Sign on to the link between climate and health
As healthcare professionals, we are deeply concerned about the climate crisis and its impact on health. This summer, our patients experienced extreme weather events of heat dome, drought, and severe wildfires. Record-breaking temperatures soared above 40 degrees Celsius in June and air pollution from wildfires reached 43 times the amount of safe levels throughout July and August. Unfortunately, unlike COVID, we don’t have the ability to accurately track the health impacts of this public health emergency. However, as physicians and nurses, we saw firsthand the physical and mental effects of climate change on our patients and communities.
In its Sixth Assessment Report released in August 2021, the Intergovernmental Panel on Climate Change (IPCC) issued a stark warning that climate change impacts are on track to worsen unless decisive action is taken. In healthcare, we see this as a looming disaster that risks undermining our already overburdened medical system. The WHO warns that climate change affects the most basic health requirements: clean air, safe water, sufficient food and adequate shelter. It also poses new challenges to the control of infectious diseases, and gradually increases the pressure on the natural, economic and social systems that sustain health.
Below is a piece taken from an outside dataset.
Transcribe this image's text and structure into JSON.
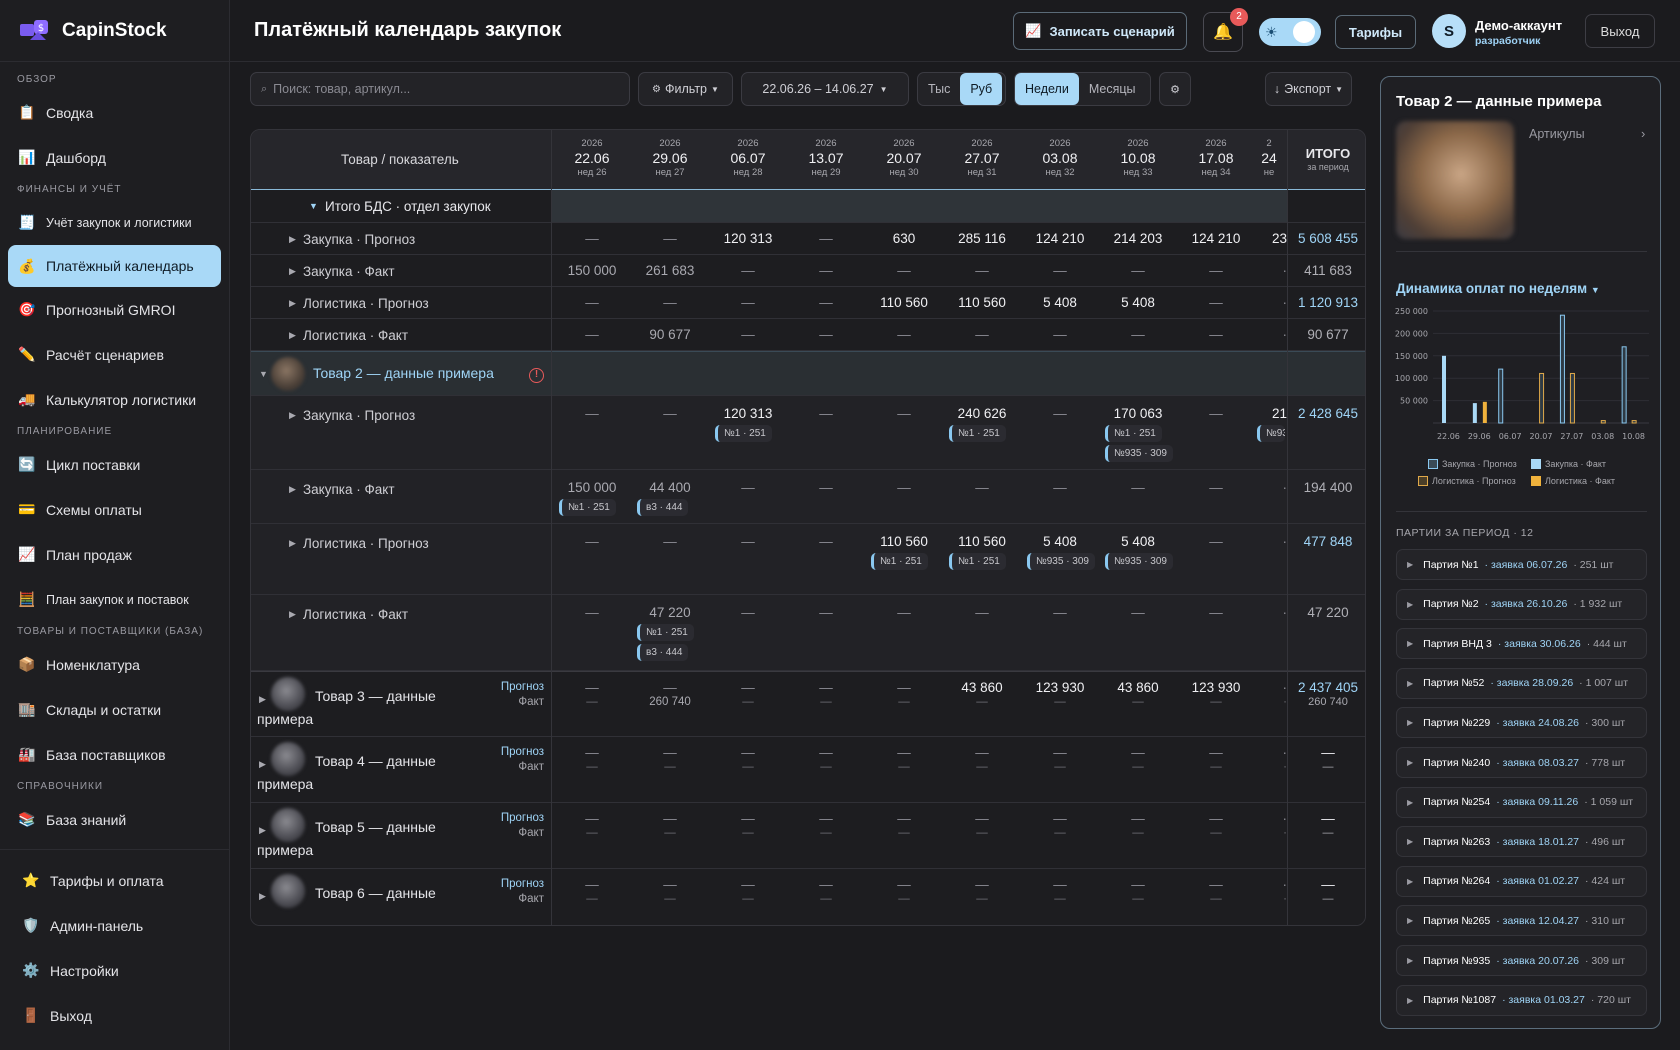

The WHO has named climate change the biggest public health threat of the 21st century. Yet, in the past year the BC government spent 1.3 billion on fossil fuel subsidies. We see this as analogous to government funding of tobacco companies. We call on our leaders to end fossil fuel subsidies immediately and strongly invest in the transition to clean energy.
The Covid-19 pandemic proved that our leaders are able to face health threats quickly and resolutely. The health of our planet, and all its inhabitants, cannot tolerate any further delay in climate change mitigation. We must implement bold and innovative climate solutions now. Our health depends on it.